Et si, plutôt que de faire l’autruche face aux sujets qui fâchent, on prenait le temps d’en rire ? Mathieu Rochet a été journaliste, DJ, réalisateur… avant de se découvrir un nouveau métier de cœur : stand upeur. Il joue son spectacle À l’Ouest (c’est le titre hein, il le joue à l’Est aussi), se balade de scène en scène et organise des plateaux avec un personnage bien à lui. Un peu maladroit, doté d’une logique douteuse, il nous invite à poser un autre regard sur la société et la politique. Un regard un peu con (c’est lui qui le dit), mais en réalité loin de l’être !

Du journalisme à la scène : tourner la page pour ouvrir les vannes 🎤

Aujourd’hui, vous pouvez le voir se mettre à nu sur scène avec ses blagues. Mais avant ça, Mathieu a porté pas mal de casquettes : DJ, journaliste musical et éditeur du magazine Gasface – une référence en matière de hip-hop, réalisateur (des séries New York Minute, Lost in California, Lost in Traplanta)… 

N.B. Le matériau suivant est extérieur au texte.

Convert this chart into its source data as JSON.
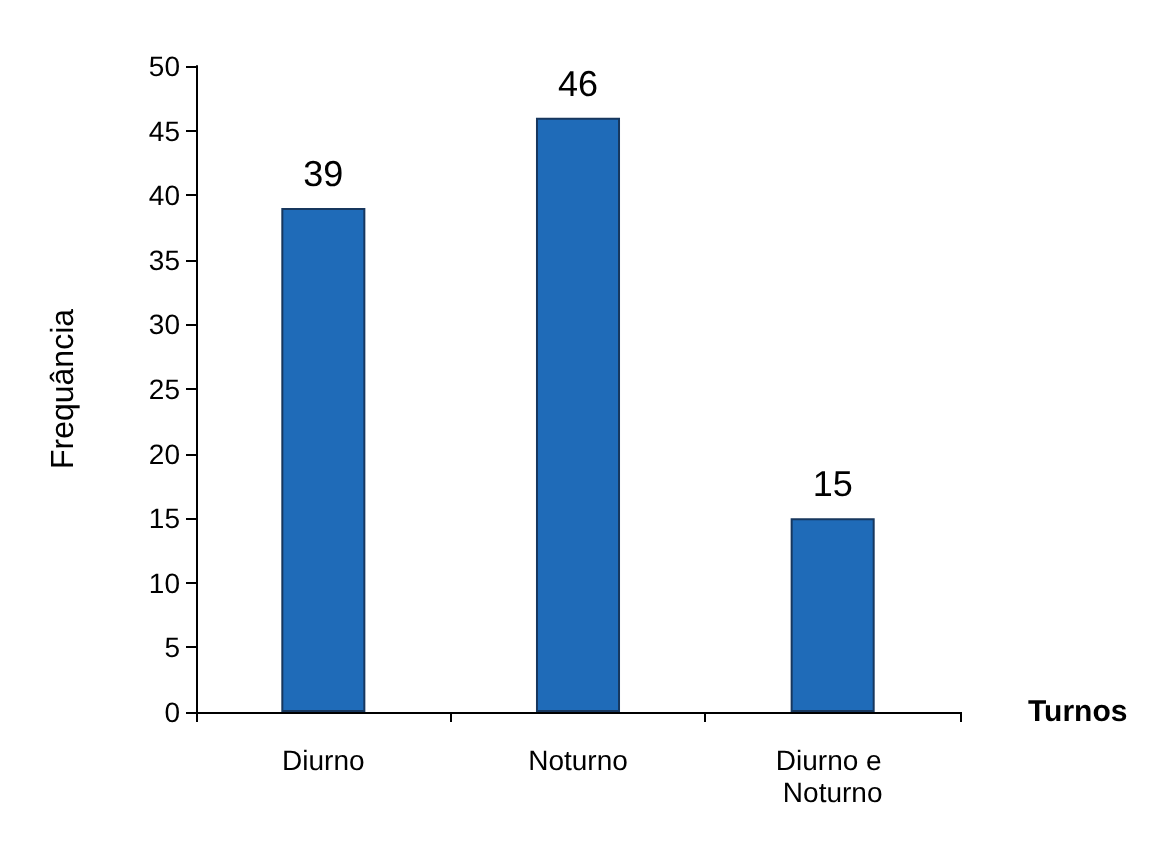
{
  "chart_data": {
    "type": "bar",
    "xlabel": "Turnos",
    "ylabel": "Frequância",
    "categories": [
      "Diurno",
      "Noturno",
      "Diurno e Noturno"
    ],
    "values": [
      39,
      46,
      15
    ],
    "color": "#1f6bb8",
    "ylim": [
      0,
      50
    ],
    "yticks": [
      0,
      5,
      10,
      15,
      20,
      25,
      30,
      35,
      40,
      45,
      50
    ],
    "data_labels": true
  }
}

À la base, c’est sa passion pour le rap qui lui a fait acheter sa première platine à 15 ans. Quelques années plus tard, il débarquait chez Radio Canuts et commençait à mixer en radio. Pendant les années fac’, il se lance dans les interviews et crée Gasface, fanzine devenu magazine vendu dans toute la France, mais aussi en Belgique, en Suisse, et même au Canada. Un des numéros, avec Prodigy et Mobb Depp en couverture, cartonne tant et si bien qu’il se retrouve chez Arte. S’ensuit la série New York Minute, écrite sur la ligne 8, qui devient la série la plus vue d’Arte Web à l’international. Pas mal, non ?

Pas mal, mais c’était avant que Mathieu ne se découvre vraiment. Après plus de dix années de journalisme, il a un premier déclic : une soirée au Comedy Cellar, le jour de son anniversaire, à laquelle Louis C.K. s’invite pour un rodage.

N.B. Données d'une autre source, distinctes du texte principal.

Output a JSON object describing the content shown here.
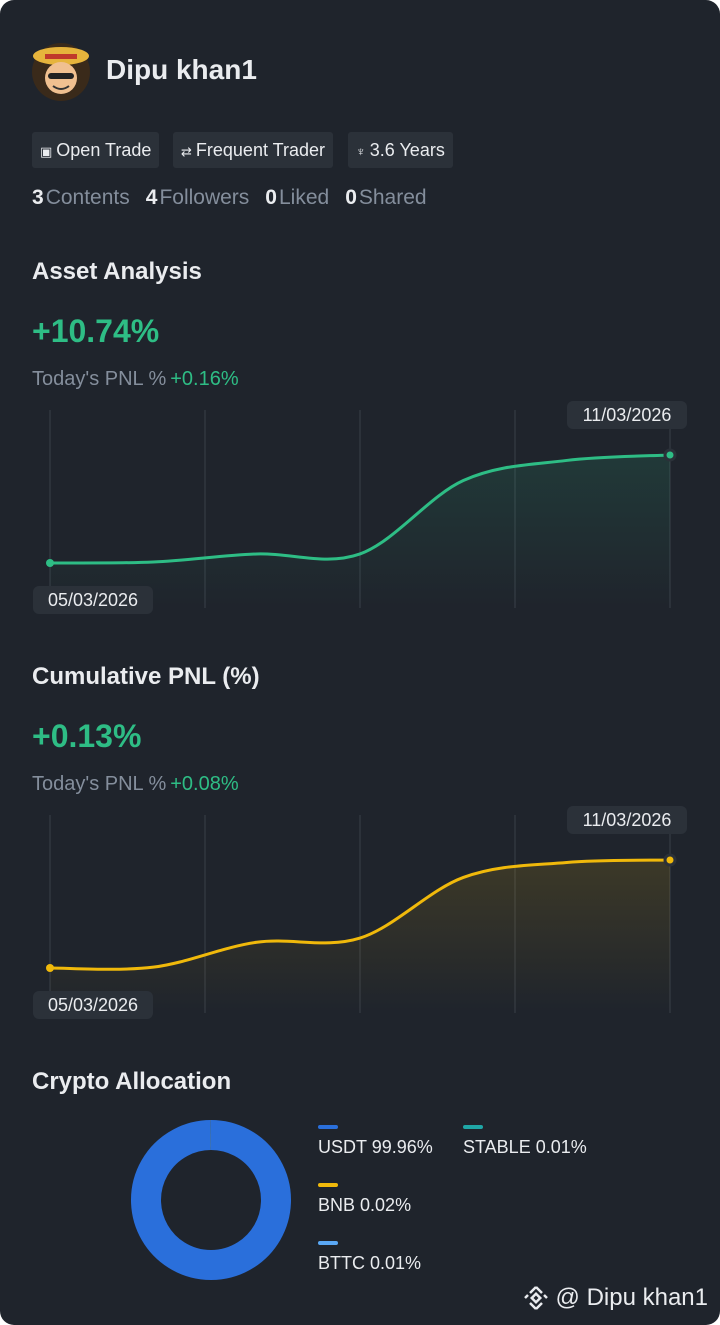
{
  "profile": {
    "name": "Dipu khan1",
    "tags": [
      "Open Trade",
      "Frequent Trader",
      "3.6 Years"
    ],
    "stats": [
      {
        "count": 3,
        "label": "Contents"
      },
      {
        "count": 4,
        "label": "Followers"
      },
      {
        "count": 0,
        "label": "Liked"
      },
      {
        "count": 0,
        "label": "Shared"
      }
    ]
  },
  "chart_data": [
    {
      "type": "line",
      "title": "Asset Analysis",
      "headline": "+10.74%",
      "subtitle_label": "Today's PNL %",
      "subtitle_value": "+0.16%",
      "x": [
        "05/03/2026",
        null,
        null,
        null,
        null,
        null,
        "11/03/2026"
      ],
      "series": [
        {
          "color": "#2ebd85",
          "values": [
            0,
            0.1,
            0.9,
            0.9,
            8.2,
            10.2,
            10.74
          ]
        }
      ]
    },
    {
      "type": "line",
      "title": "Cumulative PNL (%)",
      "headline": "+0.13%",
      "subtitle_label": "Today's PNL %",
      "subtitle_value": "+0.08%",
      "x": [
        "05/03/2026",
        null,
        null,
        null,
        null,
        null,
        "11/03/2026"
      ],
      "series": [
        {
          "color": "#f0b90b",
          "values": [
            0,
            0.001,
            0.031,
            0.036,
            0.109,
            0.127,
            0.13
          ]
        }
      ]
    },
    {
      "type": "pie",
      "title": "Crypto Allocation",
      "categories": [
        "USDT",
        "STABLE",
        "BNB",
        "BTTC"
      ],
      "values": [
        99.96,
        0.01,
        0.02,
        0.01
      ],
      "value_labels": [
        "99.96%",
        "0.01%",
        "0.02%",
        "0.01%"
      ],
      "colors": [
        "#2a6fdb",
        "#1fa6a6",
        "#f0b90b",
        "#5aa8f5"
      ]
    }
  ],
  "watermark": "@ Dipu khan1"
}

« C’était tellement pur, c’était tellement incroyable. Ce jour-là, j’ai eu un gros déclic. J’étais déjà fan de stand up depuis longtemps, et ça m’a tellement bouleversé, ce spectacle. La sensation que j’ai eu à rire comme ça, à être dans mon élément. C’était tellement puissant, le niveau de bien-être et de bonheur, que j’ai compris que j’étais vraiment malheureux, depuis super longtemps, et que je ne m’en rendais pas compte. »

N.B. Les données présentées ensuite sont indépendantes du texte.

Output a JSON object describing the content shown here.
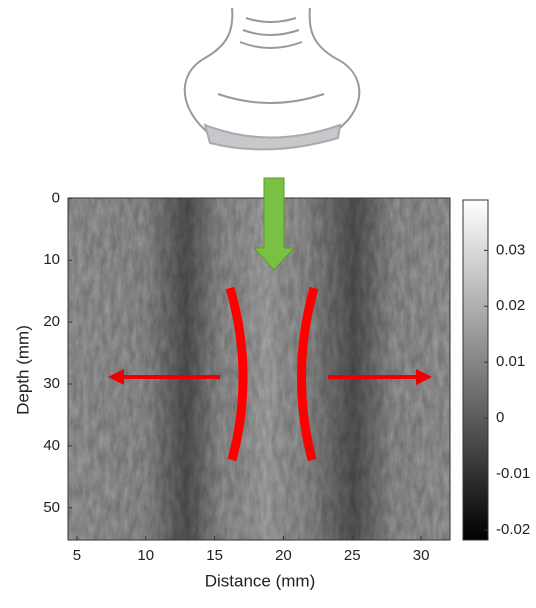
{
  "chart_data": {
    "type": "heatmap",
    "xlabel": "Distance (mm)",
    "ylabel": "Depth (mm)",
    "xlim": [
      4.35,
      32.1
    ],
    "xticks": [
      5,
      10,
      15,
      20,
      25,
      30
    ],
    "ylim": [
      -0.05,
      55.2
    ],
    "yticks": [
      0,
      10,
      20,
      30,
      40,
      50
    ],
    "clim": [
      -0.0218,
      0.039
    ],
    "cticks": [
      -0.02,
      -0.01,
      0,
      0.01,
      0.02,
      0.03
    ],
    "colormap": [
      "#000000",
      "#ffffff"
    ]
  }
}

Sa décision est prise : son truc, c’est la comédie. Dans la foulée, il écrit la série Lost in Traplanta, une comédie documentaire dans laquelle le maladroit Larry part à Atlanta avec l’ambition de reformer le groupe mythique Outkast. Kody Kim, comédien et humoriste, occupe le rôle principal, et propose à Mathieu d’écrire quelques blagues à côté. Alors il commence à gratter, à filer des textes à Kody… et à trouver ses premières vannes à lui.

« Ça passe un cap dans ma tête à ce moment-là. Et puis, j’en parle dans mon spectacle, ce n’est pas un secret, mais ma femme est tombée gravement malade. Il y a un moment, je m’en souviens, j’étais sous ma douche, et je me suis dit “putain, là j’ai vraiment besoin des rires”. Dans ma tête, ça a levé un voile sur un truc que je ne m’étais jamais dit moi-même. Parce qu’avant, je n’avais jamais mis le doigt sur cette envie. Je me mentais à moi-même. »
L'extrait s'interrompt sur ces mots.